Malheureusement, ce film ne répond pas aux attentes du public de l’après-guerre et est considéré comme un échec pour le duo Carné-Prévert, ainsi que pour Nathalie Nattier, qui n’est pas épargnée par la critique.
 Sans doute manque-t-elle à l’époque de l’expérience et de la maturité nécessaires pour tenir ce genre de rôle.
 On peut cependant regretter que le scénario n’ait pas été adapté en tenant compte des réelles capacités de la jeune femme et que Carné n’ait probablement pas pris assez la peine de la guider d’avantage dans son interprétation.

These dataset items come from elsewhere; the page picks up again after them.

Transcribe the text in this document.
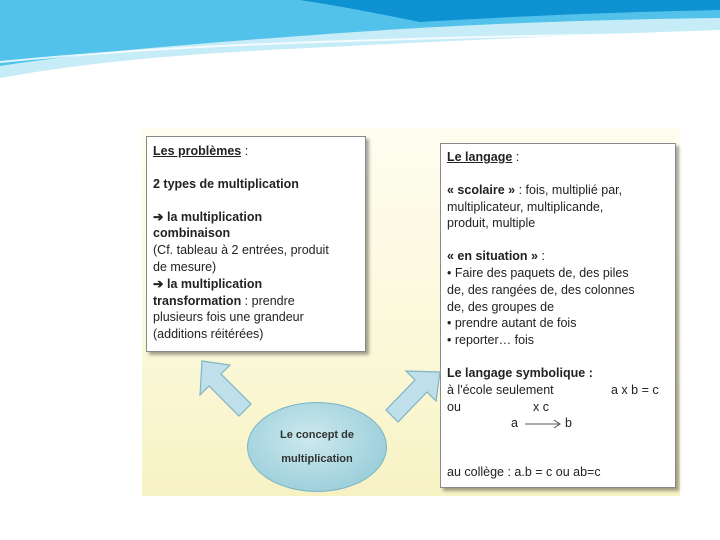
Les problèmes :
2 types de multiplication
➔ la multiplication
combinaison
(Cf. tableau à 2 entrées, produit
de mesure)
➔ la multiplication
transformation : prendre
plusieurs fois une grandeur
(additions réitérées)
Le langage :
« scolaire » : fois, multiplié par,
multiplicateur, multiplicande,
produit, multiple
« en situation » :
• Faire des paquets de, des piles
de, des rangées de, des colonnes
de, des groupes de
• prendre autant de fois
• reporter… fois
Le langage symbolique :
à l'école seulement	a x b = c
ou	x c
a	b
au collège : a.b = c ou ab=c
Le concept de
multiplication
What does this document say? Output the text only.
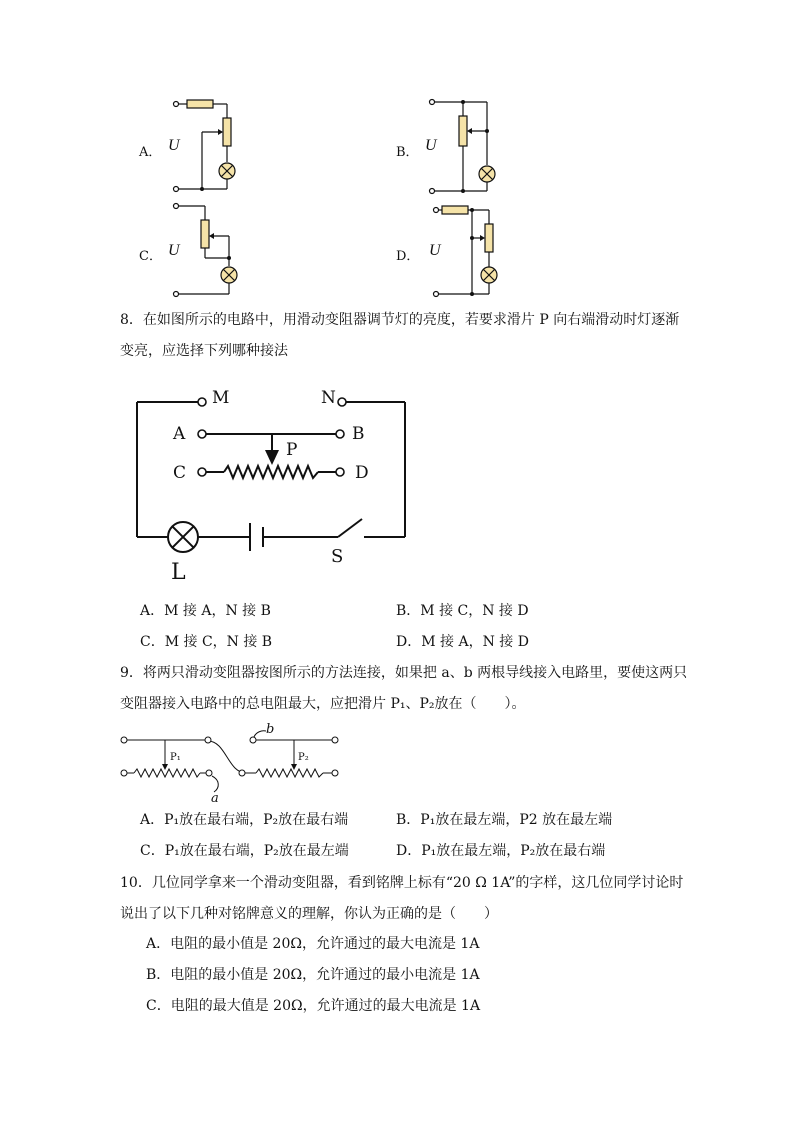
A． U	B． U
C． U	D． U
8．在如图所示的电路中，用滑动变阻器调节灯的亮度，若要求滑片 P 向右端滑动时灯逐渐
变亮，应选择下列哪种接法
M	N
A	B
C	D
P
L
S
A．M 接 A，N 接 B	B．M 接 C，N 接 D
C．M 接 C，N 接 B	D．M 接 A，N 接 D
9．将两只滑动变阻器按图所示的方法连接，如果把 a、b 两根导线接入电路里，要使这两只
变阻器接入电路中的总电阻最大，应把滑片 P₁、P₂放在（　　）。
P₁	P₂
a
b
A．P₁放在最右端，P₂放在最右端	B．P₁放在最左端，P2 放在最左端
C．P₁放在最右端，P₂放在最左端	D．P₁放在最左端，P₂放在最右端
10．几位同学拿来一个滑动变阻器，看到铭牌上标有“20 Ω 1A”的字样，这几位同学讨论时
说出了以下几种对铭牌意义的理解，你认为正确的是（　　）
A．电阻的最小值是 20Ω，允许通过的最大电流是 1A
B．电阻的最小值是 20Ω，允许通过的最小电流是 1A
C．电阻的最大值是 20Ω，允许通过的最大电流是 1A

Ce qui aurait du être sa grande chance se révèle un handicap pour la suite de sa carrière de vedette.
 Après la déception causée par «Les portes de la nuit», les spectateurs la retrouvent dans les salles obscures avec «Le château de la dernière chance» (1947), une production sans grande envergure.
 Elle tourne encore, jusqu’au milieu des années 50, une dizaine de films et quelques courts-métrages et incarne alors notamment, à plusieurs reprises, des personnages de vamps.
 Des titres comme «Le mystère Barton» (1948), «La rue sans loi» (1950), «Moumou» (1951), «Brelan d’as» (1952), «La famille Cucuroux» (1953),… s’ajoutent à sa filmographie mais aucun ne la fait revenir au premier plan.

Par la suite, on ne la voit plus au cinéma que dans «Détournement de mineures» (1959) et c’est principalement au théâtre qu’elle poursuit son parcours de comédienne.
 Après avoir été inactive durant un certain temps, elle fait quelques apparitions à la télévision à la fin des années 90 et au début du vingtième siècle.

Elle revient aussi une dernière fois au Septième Art dans «Jeux d’enfants» (2002).